Every year nearly 41% of all under-five child deaths are among newborn infants, babies in their first 28 days of life or the neonatal period. In developing countries nearly half of all mothers and newborns do not receive skilled care during and immediately after birth, says WHO.
There are 8 million low-birth weight babies born in India every year. These babies suffer from issues like hypothermia and infection which cause poor growth and often death.
Newborns are unable to regulate their body temperature, and low temperatures can lead to life-debilitating illnesses.
Regular temperature monitoring is a reasonable way to catch and prevent these issues but it is not practical for low-resource settings where nurses are few and parents are uneducated.
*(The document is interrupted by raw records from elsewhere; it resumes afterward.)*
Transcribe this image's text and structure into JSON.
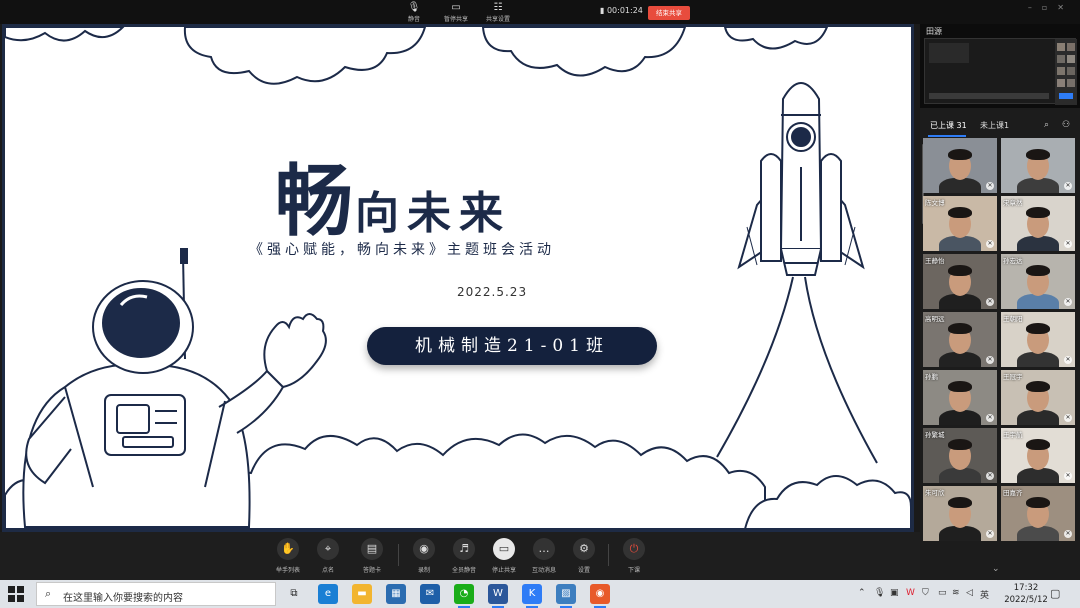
{
  "topbar": {
    "controls": [
      {
        "label": "静音",
        "icon": "mic-icon"
      },
      {
        "label": "暂停共享",
        "icon": "screen-icon"
      },
      {
        "label": "共享设置",
        "icon": "people-icon"
      }
    ],
    "timer": "00:01:24",
    "end_share": "结束共享"
  },
  "slide": {
    "title_big": "畅",
    "title_rest": "向未来",
    "subtitle": "《强心赋能，畅向未来》主题班会活动",
    "date": "2022.5.23",
    "class_name": "机械制造21-01班"
  },
  "panel": {
    "presenter": "田源",
    "tabs": [
      {
        "label": "已上课",
        "count": "31"
      },
      {
        "label": "未上课",
        "count": "1"
      }
    ],
    "participants": [
      {
        "name": "",
        "shirt": "#2a2a2a",
        "bg": "#8a8f96"
      },
      {
        "name": "",
        "shirt": "#3d3d3d",
        "bg": "#a9aeb2"
      },
      {
        "name": "陈文博",
        "shirt": "#4a5562",
        "bg": "#c9b9a6"
      },
      {
        "name": "宋章然",
        "shirt": "#2b3340",
        "bg": "#d9d4cc"
      },
      {
        "name": "王静怡",
        "shirt": "#1f1f1f",
        "bg": "#6c6660"
      },
      {
        "name": "孙宏达",
        "shirt": "#5a7fa8",
        "bg": "#b7b4ad"
      },
      {
        "name": "高明远",
        "shirt": "#222",
        "bg": "#7a7570"
      },
      {
        "name": "王朝阳",
        "shirt": "#333",
        "bg": "#d8d2c8"
      },
      {
        "name": "孙鹏",
        "shirt": "#1e1e1e",
        "bg": "#8d8a84"
      },
      {
        "name": "王冠宇",
        "shirt": "#2a2a2a",
        "bg": "#c8c0b4"
      },
      {
        "name": "孙繁城",
        "shirt": "#3a3a3a",
        "bg": "#5d5a56"
      },
      {
        "name": "王宇航",
        "shirt": "#2d2d2d",
        "bg": "#e2ddd5"
      },
      {
        "name": "朱可欣",
        "shirt": "#1f1f1f",
        "bg": "#b4a99a"
      },
      {
        "name": "田嘉齐",
        "shirt": "#4b4b4b",
        "bg": "#9d8f80"
      }
    ]
  },
  "toolbar": {
    "tools": [
      {
        "label": "举手列表",
        "icon": "hand-icon"
      },
      {
        "label": "点名",
        "icon": "location-icon"
      },
      {
        "label": "答题卡",
        "icon": "card-icon"
      },
      {
        "label": "录制",
        "icon": "record-icon"
      },
      {
        "label": "全员静音",
        "icon": "mute-all-icon"
      },
      {
        "label": "停止共享",
        "icon": "stop-share-icon"
      },
      {
        "label": "互动消息",
        "icon": "chat-icon"
      },
      {
        "label": "设置",
        "icon": "gear-icon"
      },
      {
        "label": "下课",
        "icon": "power-icon"
      }
    ]
  },
  "taskbar": {
    "search_placeholder": "在这里输入你要搜索的内容",
    "time": "17:32",
    "date": "2022/5/12",
    "ime": "英",
    "apps": [
      {
        "icon": "task-view-icon",
        "color": "#dfe3e8"
      },
      {
        "icon": "edge-icon",
        "color": "#1a7fd4"
      },
      {
        "icon": "folder-icon",
        "color": "#f2b530"
      },
      {
        "icon": "store-icon",
        "color": "#2b6cb0"
      },
      {
        "icon": "mail-icon",
        "color": "#1e5fa8"
      },
      {
        "icon": "wechat-icon",
        "color": "#1aad19"
      },
      {
        "icon": "word-icon",
        "color": "#2b579a"
      },
      {
        "icon": "class-app-icon",
        "color": "#2e7cf6"
      },
      {
        "icon": "photos-icon",
        "color": "#3d7ebf"
      },
      {
        "icon": "record-app-icon",
        "color": "#e85a2a"
      }
    ]
  }
}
By definition, hypothermia occurs when the body’s core temperature falls below 36.5ºC (97.7ºF). The word ‘hypo’ means ‘below’, and the word ‘thermia’ means ‘heat’.
To address this issue, Ratul Narain – The founder of BEMPU, a social enterprise has developed an affordable medical device called ‘BEMPU’ for newborns in India. He is a Stanford University Graduate and Echoing Green Fellow. Although American, he now lives in Bangalore, India.
Ratul’s mission is to radically improve maternal and child health outcomes in developing countries by developing and commercializing life-saving health technologies.
BEMPU Founder Ratul Narain
If a newborn’s body temperature falls outside the safe 37 °C range, the BEMPU bracelet intuitively alerts the mother to take action well before any life-threating issues occur.
The device is easy to use, affordable, robust and accurate. The device is now commercially available around India.
It is made from 100% medical grade silicon rubber, Bempu is radiation-free, and is designed to ISO certified standards.
In 2014, Ratul was selected for the Echoing Green Fellowship for Social Entrepreneurship. He also has over 9 years of experience developing medical devices in companies like Boston Scientific, Johnson & Johnson Cordis, and Embrace Innovations.